Among 4342 individuals included in the present study, 2947 were female (68 %) with mean age of 52·8 (sd 16·2) years and mean 25(OH)D of 63·34 (sd 13·07) nmol/l. Baseline characteristics of participants who developed or did not develop diabetes are shown in Table 1. Participants with incident diabetes were significantly older, having higher BMI, serum Ca, alkaline phosphatase, 25(OH)D and more physical activities, and with significantly lower serum albumin, phosphate, BMD, education and estimated glomerular filtration rate. In the analysis treating serum 25(OH)D level as a continuous variable, serum 25(OH)D was positively correlated with serum Ca, physical activities and season, and inversely associated with parathyroid hormone, education and estimated glomerular filtration rate. Quintile of serum 25(O)D was significantly associated with education, season, BMD, physical activities, serum total Ca and corrected Ca, and estimated glomerular filtration rate. The associations remained significant after further adjustment for age, sex and BMI (see online supplementary material, Supplemental Table 1).
BMD, bone mineral density; eGFR, estimated glomerular filtration rate; 25(OH)D, 25-hydroxyvitamin D.
* P < 0·05, **P < 0·001.
† Pearson correlation coefficient adjusted for age and sex.

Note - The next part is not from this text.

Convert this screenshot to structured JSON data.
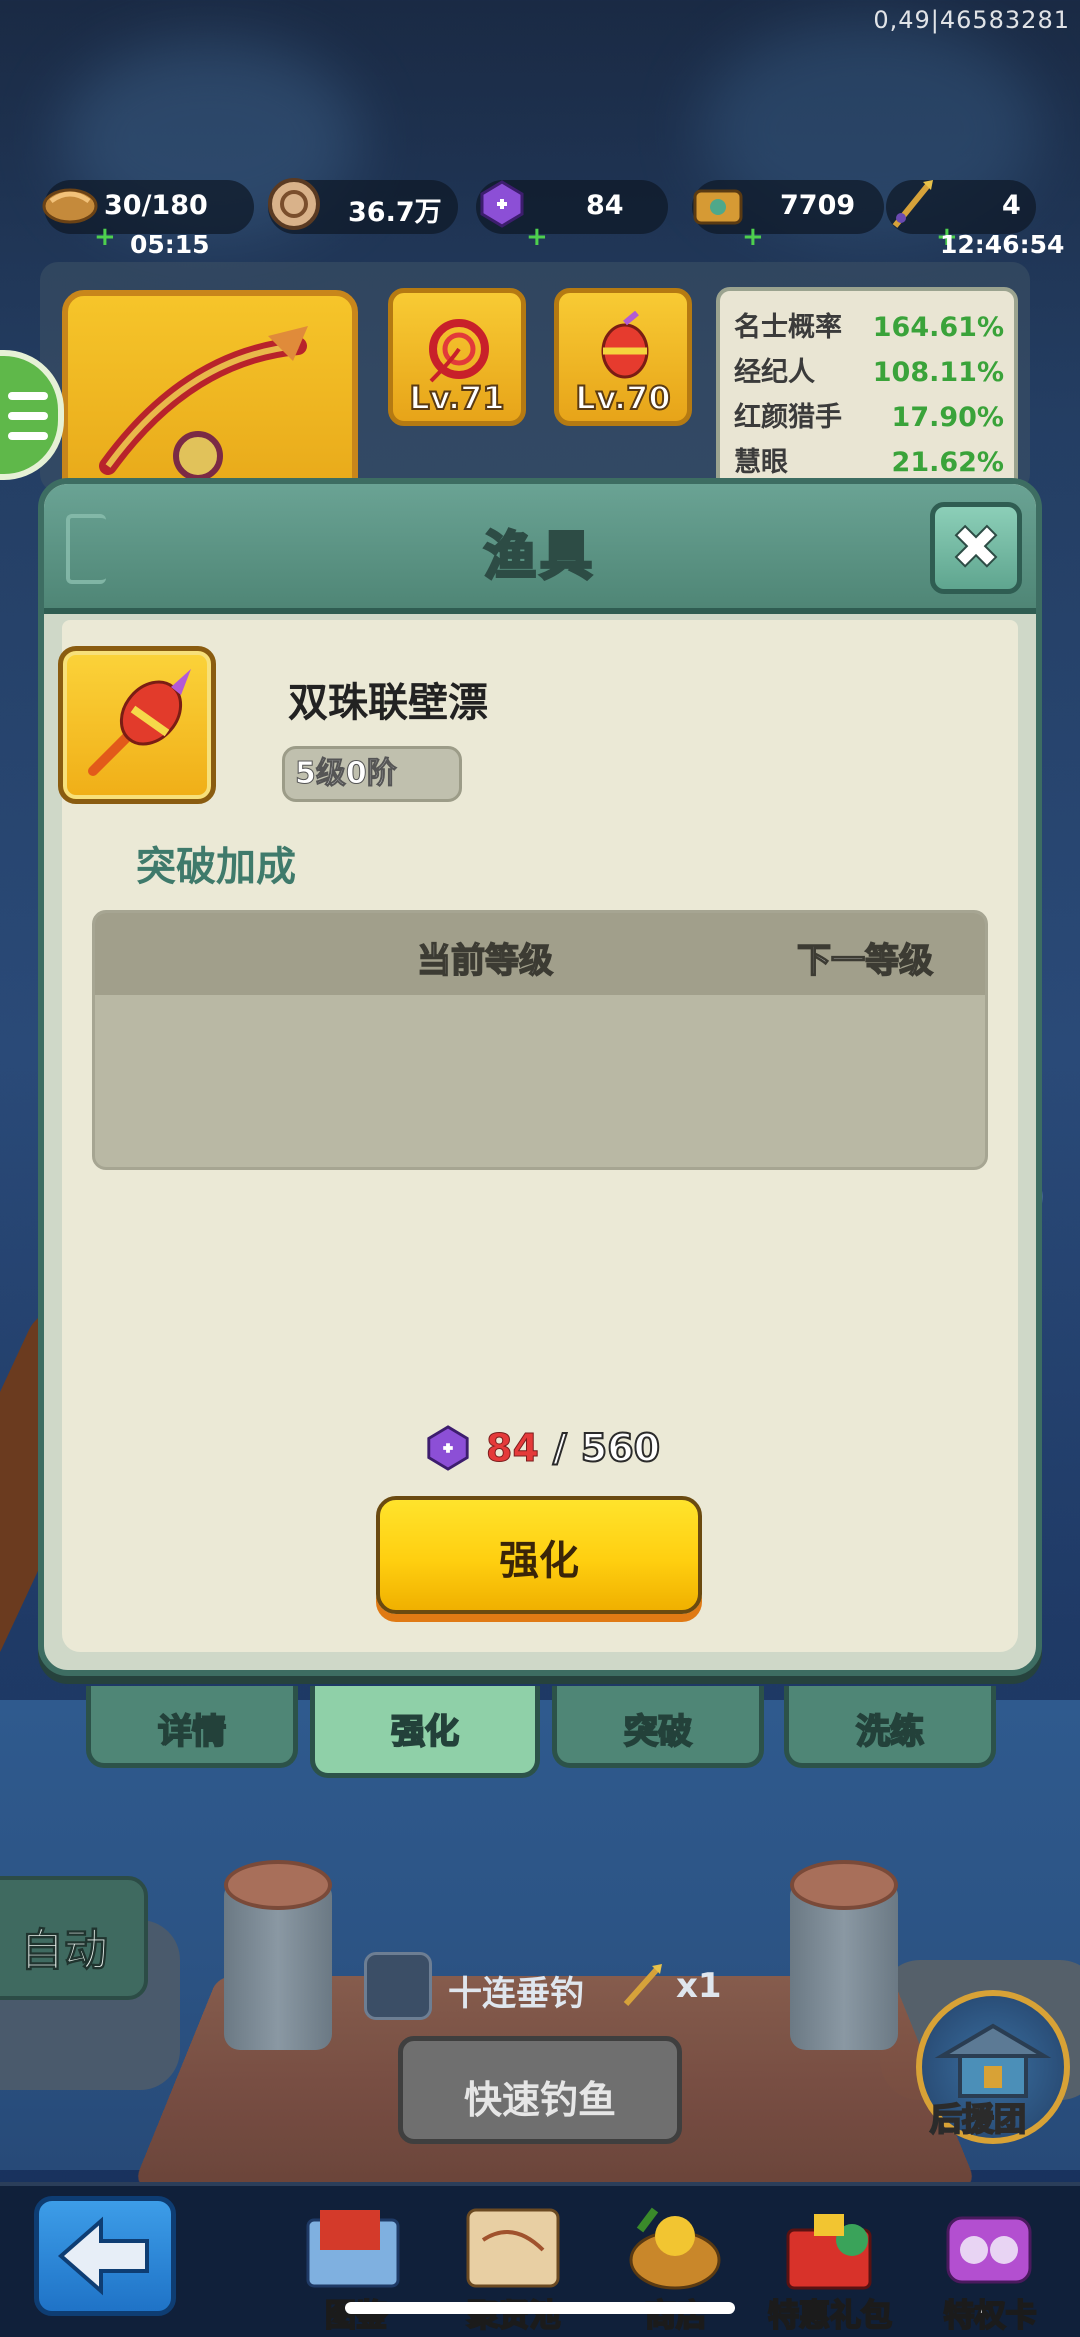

Follow-up and incident diabetes
During 40 124·7 person-years of follow-up (a median of 9·2 years), 433 participants developed diabetes. The prevalence of incident diabetes observed was 10 % (433 events in 4342 participants), with an estimated incidence rate of 10·8 per 1000 person-years. Number of incident diabetes cases and incidence rate were significantly positively correlated with quintile of 25(OH)D (see online supplementary material, Supplemental Table 1). In Cox proportional-hazard regression, lower quintiles of serum 25(OH)D were not significantly associated with increased risk of incident diabetes when compared with the highest quintile after adjustment for age, sex and BMI in model 1 (P = 0·59) and further adjustment for other clinical variables in model 2 (P = 0·71; Supplemental Table 2). Interaction analysis in the full adjustment model revealed no significant interaction between quintile of serum 25(OH)D and serum Ca (P = 0·694; data not shown). Similarly, there was no significant interaction of different subgroups (age, sex, BMI, femoral-neck T-score, serum Ca levels) with serum 25(OH)D level (Table 2).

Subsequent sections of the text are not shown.